Question

Find the value of \[{f^{ - 1}}\left( x \right)\] if let \[f:R \to R\] be defined by \[f\left( x \right) = 2x + 6\] which is bijective mapping.
A) \[\dfrac{x}{2} - 3\]
B) \[2x + 6\]
C) \[x - 3\]
D) \[6x + 2\]

Answer 1

Hint: we are given that \[f:R \to R\] is bijective mapping. First find x in terms of y by \[f\left( x \right)\]= y. After this you will get \[{f^{ - 1}}\left( y \right)\], but we are asked to find \[{f^{ - 1}}\left( x \right)\] which is found by simply replacing y by x in \[{f^{ - 1}}\left( y \right)\].

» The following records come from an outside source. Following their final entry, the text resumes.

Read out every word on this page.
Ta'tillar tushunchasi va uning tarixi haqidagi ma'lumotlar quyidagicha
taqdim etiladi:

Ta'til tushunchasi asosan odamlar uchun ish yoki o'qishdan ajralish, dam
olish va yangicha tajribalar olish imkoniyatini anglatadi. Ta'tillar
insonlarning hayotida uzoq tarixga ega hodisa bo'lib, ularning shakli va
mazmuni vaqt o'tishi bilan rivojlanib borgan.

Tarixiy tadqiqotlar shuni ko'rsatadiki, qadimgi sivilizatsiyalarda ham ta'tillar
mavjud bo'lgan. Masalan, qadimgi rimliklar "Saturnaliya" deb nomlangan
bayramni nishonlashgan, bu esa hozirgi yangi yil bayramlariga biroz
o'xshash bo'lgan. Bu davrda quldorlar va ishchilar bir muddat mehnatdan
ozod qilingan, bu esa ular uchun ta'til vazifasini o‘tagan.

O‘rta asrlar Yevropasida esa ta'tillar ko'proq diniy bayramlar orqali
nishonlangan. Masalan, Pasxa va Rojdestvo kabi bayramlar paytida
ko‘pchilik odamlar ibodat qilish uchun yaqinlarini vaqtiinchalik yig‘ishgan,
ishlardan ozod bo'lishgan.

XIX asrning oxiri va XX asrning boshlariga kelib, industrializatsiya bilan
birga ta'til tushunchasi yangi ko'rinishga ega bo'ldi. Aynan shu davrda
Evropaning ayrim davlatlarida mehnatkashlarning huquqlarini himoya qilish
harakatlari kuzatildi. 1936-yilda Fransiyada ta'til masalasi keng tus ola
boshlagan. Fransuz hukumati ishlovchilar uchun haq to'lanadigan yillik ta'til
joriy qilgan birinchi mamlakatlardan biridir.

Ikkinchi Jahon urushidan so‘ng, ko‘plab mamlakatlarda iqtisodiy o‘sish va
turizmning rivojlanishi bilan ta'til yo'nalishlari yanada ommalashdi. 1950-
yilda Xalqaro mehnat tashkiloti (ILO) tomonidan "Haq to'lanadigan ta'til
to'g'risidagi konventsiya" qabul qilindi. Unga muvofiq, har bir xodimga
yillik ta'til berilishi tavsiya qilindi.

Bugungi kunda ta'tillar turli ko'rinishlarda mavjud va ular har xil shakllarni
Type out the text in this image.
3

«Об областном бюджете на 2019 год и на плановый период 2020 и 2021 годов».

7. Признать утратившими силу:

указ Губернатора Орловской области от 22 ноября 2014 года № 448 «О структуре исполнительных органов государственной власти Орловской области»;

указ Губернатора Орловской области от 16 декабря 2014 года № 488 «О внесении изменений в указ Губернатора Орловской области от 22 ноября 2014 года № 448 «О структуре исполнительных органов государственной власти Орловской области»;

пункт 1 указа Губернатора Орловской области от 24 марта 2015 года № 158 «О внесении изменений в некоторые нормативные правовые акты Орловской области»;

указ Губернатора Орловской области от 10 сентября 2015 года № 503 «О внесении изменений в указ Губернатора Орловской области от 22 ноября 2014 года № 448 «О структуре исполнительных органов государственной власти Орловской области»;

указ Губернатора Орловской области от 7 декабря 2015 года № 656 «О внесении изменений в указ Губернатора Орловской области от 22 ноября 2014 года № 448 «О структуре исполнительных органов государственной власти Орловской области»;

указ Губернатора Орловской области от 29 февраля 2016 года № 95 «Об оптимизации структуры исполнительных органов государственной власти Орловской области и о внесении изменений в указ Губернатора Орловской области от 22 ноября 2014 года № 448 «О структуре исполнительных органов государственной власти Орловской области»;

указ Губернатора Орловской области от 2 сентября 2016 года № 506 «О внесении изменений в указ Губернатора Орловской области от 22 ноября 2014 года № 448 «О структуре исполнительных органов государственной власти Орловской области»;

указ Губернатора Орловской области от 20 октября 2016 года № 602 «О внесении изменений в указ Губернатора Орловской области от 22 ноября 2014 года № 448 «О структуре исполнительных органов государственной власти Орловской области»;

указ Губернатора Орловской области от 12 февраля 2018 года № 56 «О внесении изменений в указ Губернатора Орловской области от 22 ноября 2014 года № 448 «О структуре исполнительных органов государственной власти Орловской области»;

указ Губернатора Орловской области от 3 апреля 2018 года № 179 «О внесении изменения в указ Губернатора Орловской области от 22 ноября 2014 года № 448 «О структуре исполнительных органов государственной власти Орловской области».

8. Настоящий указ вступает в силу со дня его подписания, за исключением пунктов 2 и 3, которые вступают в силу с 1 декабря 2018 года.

Complete step-by-step answer:
Let \[y = f\left( x \right)\]…………..(1)
\[ \Rightarrow \]2x = y – 6
\[ \Rightarrow \]\[x = \dfrac{y}{2} - 3\]= \[{f^{ - 1}}\left( y \right)\] (\[\because \] equation (1) can be written in form of x= \[{f^{ - 1}}\left( y \right)\])
Now replace y with x to find out \[{f^{ - 1}}\left( x \right)\]
Hence, \[{f^{ - 1}}\left( x \right)\]=\[\dfrac{x}{2} - 3\].
∴ The correct option is ‘A’.

Note: Bijective function, one-to-one correspondence, or invertible function, is a function between the elements of two sets, where each element of one set is paired with exactly one element of the other set, and each element of the other set is paired with exactly one element of the first set.